Either that or, just maybe, they had boats.
Yes, but academia tends to be conservative. Which is obviously good in some instances but in others it can seem a bit weird. And accidental rafting has happened with other species which have gone on to form viable populations, an example would be roughly 40% of the terrestrial mammal species of Australia which are Eutherians. Obviously though in that case they're very small, have large numbers of young, and are very fast breeding.
Yes, small mammals and the like can be carried on a fallen tree or a loose raft of driftwood and debris. It seems less likely with humans just because of the scale. Dug put boats with outriggers, or manmade rafts are surprisingly capable vessels. If you can find and extract the right sized piece of flint, shape it, and attach it to a shaft, then work with others to kill large animals for food, you can probably tie a few logs together. As they used to say at the time, "It's not raft science."
There is a difference in having boats and being able to cross the ocean. Are we perhaps talking about small coastal boats being carried off during tsunamis etc?
At the same time though, what would have been the factor that made people decide to take an over the horizon sea journey without knowing if there was anything there? Obviously people have done this, but there's another possibility that they were either swept out or micalculated their course while on coatal journeys.
First concern with these ideas is fresh water supplies. You can survive a few days without food, or even catch fish if you have some basic equipment, but if you set off by accident without adequate drinking water, you soon die.
Second concern is the sheer numbers required for a viable and sustainable population when you make landfall. How many people would be washed out to sea together and remain together and make landfall reasonably close to each other? What would the proportions of males and females? If it was one or more coastal boats that blew off course, then from every other culture I can think of before the days of cruise liners, everyone, or almost everyone, on board a boat on a normal working voyage would be male.
However, the simplest explanation for a viable starter population, including a good proportion of females, all surviving the crossing and landing close enough to each other to regroup, is that it was a deliberate migration.

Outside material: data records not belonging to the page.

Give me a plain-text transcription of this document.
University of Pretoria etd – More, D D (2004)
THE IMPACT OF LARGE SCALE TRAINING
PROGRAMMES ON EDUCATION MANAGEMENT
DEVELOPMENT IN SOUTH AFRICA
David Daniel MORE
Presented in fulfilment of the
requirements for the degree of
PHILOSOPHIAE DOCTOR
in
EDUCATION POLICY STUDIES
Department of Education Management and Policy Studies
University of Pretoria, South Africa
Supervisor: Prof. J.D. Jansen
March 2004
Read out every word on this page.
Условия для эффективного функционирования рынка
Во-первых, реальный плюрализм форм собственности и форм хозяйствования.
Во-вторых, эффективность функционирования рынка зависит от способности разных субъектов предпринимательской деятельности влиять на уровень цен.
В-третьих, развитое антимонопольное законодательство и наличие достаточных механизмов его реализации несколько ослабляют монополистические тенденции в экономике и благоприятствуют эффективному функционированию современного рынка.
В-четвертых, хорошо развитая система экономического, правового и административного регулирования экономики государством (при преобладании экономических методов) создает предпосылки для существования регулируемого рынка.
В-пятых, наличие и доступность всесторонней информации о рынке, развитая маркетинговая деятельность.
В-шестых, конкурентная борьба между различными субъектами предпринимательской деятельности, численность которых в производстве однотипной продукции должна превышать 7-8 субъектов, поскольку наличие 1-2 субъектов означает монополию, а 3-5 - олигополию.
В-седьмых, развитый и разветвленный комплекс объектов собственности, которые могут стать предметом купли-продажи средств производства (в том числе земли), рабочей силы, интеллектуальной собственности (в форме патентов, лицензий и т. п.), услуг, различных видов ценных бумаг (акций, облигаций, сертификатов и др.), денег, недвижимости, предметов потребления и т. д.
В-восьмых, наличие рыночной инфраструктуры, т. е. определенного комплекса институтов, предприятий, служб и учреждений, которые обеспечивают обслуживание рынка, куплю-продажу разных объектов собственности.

However the migration occurred, it almost surely wasn't a single 'one and done' event. IMHO the most likely interpretation is that news of land beyond the horizon arrived with fishermen or other sea voyagers, with one or more expeditions occurring thereafter.
A handy crowd.
Despite their brutish reputation, Neanderthals ...
https://www.sciencemag.org/news/201...ly_2018-09-26&et_rid=394299689&et_cid=2393578
And some quite extraordinary flint tool making, the apparently simplicity of which completely obscures the skill and intelligence required to make them.Delicate hand movements would fit well with un-brutish tasks such as gathering berries, nuts and fruit.